L’Assemblea antirazzista minaccia di bloccare i democratici lavori del Consiglio comunale a Trento per protestare contro il Decreto Sicurezza voluto da Salvini. La manifestazione è stata indetta su facebook con un apposito evento sulla pagina di Assemblea Antirazzista Trento in cui si è affermato: “Autoconvochiamoci mercoledì alle 17.30 durante il consiglio comunale di Trento per chiedere che l’amministrazione della nostra città non applichi la legge dell’esclusione sociale e garantisca ai richiedenti asilo, e a tutte le persone presenti nel nostro territorio, il diritto all’iscrizione anagrafica”. 

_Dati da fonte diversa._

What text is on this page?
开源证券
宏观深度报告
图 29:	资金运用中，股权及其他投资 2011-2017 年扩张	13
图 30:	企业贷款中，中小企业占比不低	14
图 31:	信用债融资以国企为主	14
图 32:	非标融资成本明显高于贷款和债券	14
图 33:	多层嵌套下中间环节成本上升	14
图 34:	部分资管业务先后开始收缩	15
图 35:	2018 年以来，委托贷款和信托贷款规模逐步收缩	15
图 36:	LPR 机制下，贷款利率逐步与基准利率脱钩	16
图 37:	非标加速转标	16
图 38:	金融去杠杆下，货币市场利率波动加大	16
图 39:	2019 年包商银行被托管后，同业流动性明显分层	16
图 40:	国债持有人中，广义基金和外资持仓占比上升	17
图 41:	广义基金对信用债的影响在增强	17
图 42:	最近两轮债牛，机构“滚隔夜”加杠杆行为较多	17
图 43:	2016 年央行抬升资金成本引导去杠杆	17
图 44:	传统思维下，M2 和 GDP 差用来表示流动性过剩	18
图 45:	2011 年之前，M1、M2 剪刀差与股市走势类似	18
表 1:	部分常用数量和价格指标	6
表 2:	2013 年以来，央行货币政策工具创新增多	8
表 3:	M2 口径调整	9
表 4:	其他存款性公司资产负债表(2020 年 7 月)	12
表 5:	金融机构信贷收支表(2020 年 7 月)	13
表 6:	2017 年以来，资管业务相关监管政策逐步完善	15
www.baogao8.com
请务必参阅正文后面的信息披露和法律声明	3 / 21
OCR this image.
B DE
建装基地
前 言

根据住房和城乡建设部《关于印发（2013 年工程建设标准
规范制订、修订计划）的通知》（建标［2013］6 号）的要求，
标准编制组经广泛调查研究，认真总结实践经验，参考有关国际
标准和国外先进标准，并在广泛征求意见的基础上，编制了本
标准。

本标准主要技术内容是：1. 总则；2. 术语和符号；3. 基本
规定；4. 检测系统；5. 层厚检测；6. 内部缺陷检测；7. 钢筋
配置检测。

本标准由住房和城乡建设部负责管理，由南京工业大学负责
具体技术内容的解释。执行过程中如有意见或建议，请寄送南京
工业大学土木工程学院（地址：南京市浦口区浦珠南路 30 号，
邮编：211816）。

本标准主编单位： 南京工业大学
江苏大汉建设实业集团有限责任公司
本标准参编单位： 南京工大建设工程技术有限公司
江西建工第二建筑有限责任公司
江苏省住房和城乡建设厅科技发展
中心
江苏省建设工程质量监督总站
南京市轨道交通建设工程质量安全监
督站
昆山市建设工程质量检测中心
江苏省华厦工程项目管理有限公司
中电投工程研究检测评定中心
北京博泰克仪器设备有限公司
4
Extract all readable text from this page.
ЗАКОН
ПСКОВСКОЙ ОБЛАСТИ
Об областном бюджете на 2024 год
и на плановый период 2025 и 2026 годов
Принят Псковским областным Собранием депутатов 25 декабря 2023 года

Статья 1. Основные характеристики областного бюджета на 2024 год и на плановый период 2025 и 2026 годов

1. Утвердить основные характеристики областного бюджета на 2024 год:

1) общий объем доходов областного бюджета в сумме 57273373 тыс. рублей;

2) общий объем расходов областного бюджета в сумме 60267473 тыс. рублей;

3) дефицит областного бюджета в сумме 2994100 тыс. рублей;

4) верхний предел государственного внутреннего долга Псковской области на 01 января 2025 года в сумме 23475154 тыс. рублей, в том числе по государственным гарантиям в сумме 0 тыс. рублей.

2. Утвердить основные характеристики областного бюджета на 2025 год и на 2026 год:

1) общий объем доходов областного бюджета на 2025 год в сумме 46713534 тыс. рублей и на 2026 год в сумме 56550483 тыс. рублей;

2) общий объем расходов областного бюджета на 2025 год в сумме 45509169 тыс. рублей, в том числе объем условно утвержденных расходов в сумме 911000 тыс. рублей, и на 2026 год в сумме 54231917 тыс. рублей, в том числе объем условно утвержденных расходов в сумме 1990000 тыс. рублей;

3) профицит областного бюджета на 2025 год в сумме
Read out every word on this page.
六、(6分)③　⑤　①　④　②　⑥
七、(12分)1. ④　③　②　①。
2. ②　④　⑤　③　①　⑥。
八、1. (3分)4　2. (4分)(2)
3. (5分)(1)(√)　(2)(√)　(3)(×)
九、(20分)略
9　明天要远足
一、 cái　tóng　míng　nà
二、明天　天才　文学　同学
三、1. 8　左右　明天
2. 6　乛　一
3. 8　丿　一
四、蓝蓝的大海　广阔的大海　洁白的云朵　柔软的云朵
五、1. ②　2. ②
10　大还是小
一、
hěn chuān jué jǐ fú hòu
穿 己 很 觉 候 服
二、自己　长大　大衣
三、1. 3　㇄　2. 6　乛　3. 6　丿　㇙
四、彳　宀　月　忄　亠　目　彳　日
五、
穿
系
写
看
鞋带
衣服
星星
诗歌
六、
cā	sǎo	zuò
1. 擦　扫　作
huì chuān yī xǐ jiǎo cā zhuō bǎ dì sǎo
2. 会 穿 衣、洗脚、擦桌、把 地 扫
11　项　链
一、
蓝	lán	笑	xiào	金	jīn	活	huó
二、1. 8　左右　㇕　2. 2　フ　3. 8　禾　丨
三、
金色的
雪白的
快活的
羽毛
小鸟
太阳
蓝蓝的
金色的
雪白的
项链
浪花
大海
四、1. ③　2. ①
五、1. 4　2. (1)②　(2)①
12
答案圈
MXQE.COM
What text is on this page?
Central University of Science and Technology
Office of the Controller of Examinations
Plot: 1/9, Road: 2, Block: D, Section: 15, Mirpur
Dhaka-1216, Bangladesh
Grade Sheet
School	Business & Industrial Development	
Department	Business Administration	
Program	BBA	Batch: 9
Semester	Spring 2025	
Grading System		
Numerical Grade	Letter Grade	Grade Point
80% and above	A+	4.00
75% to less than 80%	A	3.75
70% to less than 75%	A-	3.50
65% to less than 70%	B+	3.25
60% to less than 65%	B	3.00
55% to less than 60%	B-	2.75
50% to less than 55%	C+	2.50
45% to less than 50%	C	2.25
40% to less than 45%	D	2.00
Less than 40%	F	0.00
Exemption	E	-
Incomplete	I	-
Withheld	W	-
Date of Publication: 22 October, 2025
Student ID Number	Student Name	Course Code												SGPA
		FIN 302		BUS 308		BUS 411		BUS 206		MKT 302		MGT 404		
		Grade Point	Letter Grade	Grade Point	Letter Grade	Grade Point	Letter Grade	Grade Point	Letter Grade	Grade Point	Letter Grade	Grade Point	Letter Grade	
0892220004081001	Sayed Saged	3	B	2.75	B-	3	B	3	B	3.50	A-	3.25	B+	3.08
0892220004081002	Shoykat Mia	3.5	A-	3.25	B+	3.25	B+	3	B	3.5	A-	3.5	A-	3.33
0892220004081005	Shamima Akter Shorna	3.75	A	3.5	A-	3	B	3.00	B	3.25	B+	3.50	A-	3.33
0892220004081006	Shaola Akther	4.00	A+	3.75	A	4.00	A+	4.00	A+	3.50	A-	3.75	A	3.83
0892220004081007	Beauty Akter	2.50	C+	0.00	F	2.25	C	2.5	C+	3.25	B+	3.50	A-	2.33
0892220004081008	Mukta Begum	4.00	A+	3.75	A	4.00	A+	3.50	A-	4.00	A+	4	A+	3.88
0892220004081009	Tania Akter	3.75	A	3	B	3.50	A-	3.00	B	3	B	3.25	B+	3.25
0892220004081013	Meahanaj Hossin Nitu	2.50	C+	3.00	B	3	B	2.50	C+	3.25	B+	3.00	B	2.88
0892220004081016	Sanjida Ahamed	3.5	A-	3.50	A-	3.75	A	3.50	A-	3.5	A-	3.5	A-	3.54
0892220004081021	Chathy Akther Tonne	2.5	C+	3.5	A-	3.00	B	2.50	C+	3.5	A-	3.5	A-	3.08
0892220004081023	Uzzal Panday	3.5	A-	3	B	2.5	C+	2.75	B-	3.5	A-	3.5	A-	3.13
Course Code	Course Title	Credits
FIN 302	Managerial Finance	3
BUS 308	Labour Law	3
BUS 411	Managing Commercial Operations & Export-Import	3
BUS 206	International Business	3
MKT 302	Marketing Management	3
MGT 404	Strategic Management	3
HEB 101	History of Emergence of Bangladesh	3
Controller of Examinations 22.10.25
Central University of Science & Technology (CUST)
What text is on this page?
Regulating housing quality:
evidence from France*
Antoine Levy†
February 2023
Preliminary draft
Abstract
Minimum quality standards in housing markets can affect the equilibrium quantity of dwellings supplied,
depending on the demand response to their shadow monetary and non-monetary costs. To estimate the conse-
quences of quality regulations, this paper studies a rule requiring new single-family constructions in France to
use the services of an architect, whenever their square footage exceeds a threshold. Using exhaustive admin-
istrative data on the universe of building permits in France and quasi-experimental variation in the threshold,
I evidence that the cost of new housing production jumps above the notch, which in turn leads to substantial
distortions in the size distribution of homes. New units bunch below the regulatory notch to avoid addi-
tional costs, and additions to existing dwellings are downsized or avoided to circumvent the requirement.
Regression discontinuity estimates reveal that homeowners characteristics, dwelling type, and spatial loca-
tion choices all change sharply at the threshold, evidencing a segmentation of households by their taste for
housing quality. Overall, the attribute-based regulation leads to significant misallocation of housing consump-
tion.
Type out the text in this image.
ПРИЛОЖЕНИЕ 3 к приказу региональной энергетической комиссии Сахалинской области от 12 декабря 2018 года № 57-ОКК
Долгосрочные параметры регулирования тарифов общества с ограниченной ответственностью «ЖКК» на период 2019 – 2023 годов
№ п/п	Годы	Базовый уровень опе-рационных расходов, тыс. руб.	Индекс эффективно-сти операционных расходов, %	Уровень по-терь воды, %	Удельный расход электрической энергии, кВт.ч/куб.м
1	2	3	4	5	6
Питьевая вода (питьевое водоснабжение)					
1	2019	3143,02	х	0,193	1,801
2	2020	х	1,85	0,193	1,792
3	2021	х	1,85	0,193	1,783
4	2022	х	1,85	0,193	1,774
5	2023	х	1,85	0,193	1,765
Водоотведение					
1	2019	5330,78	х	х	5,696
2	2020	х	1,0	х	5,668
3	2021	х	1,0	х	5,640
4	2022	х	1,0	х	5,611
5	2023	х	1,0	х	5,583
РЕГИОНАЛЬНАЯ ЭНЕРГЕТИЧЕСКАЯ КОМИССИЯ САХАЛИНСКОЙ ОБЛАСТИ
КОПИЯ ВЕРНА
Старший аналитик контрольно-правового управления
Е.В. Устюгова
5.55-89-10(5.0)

“Le possibilità, come dimostrato da giuristi – si legge ancora nella nota – ci sono. Occorre la volontà politica di mettere in pratica azioni concrete per garantire diritti fondamentali sanciti dalla Costituzione e dalla Dichiarazione universale dei diritti umani. Come in molte parti d’Italia, dove Sindaci e società civile si stanno mobilitando contro un testo disumano e anticostituzionale che viola i diritti umani, anche a Trento sentiamo l’urgenza di rispondere alle parole di odio razziale e propaganda che mortificano il dibattito politico sulle migrazioni e a quelle norme che colpiscono i/le migranti e più in generale le persone messe ai margini”.

Tra i temi del Decreto Sicurezza che sono oggetto della protesta c’è anche l’“Inasprimento delle sanzioni (reclusione fino a quattro anni e multa) nei confronti di chi organizza l’occupazione di immobili, possibilità di usare lo strumento di intercettazioni nelle inchieste su chi occupa degli immobili”.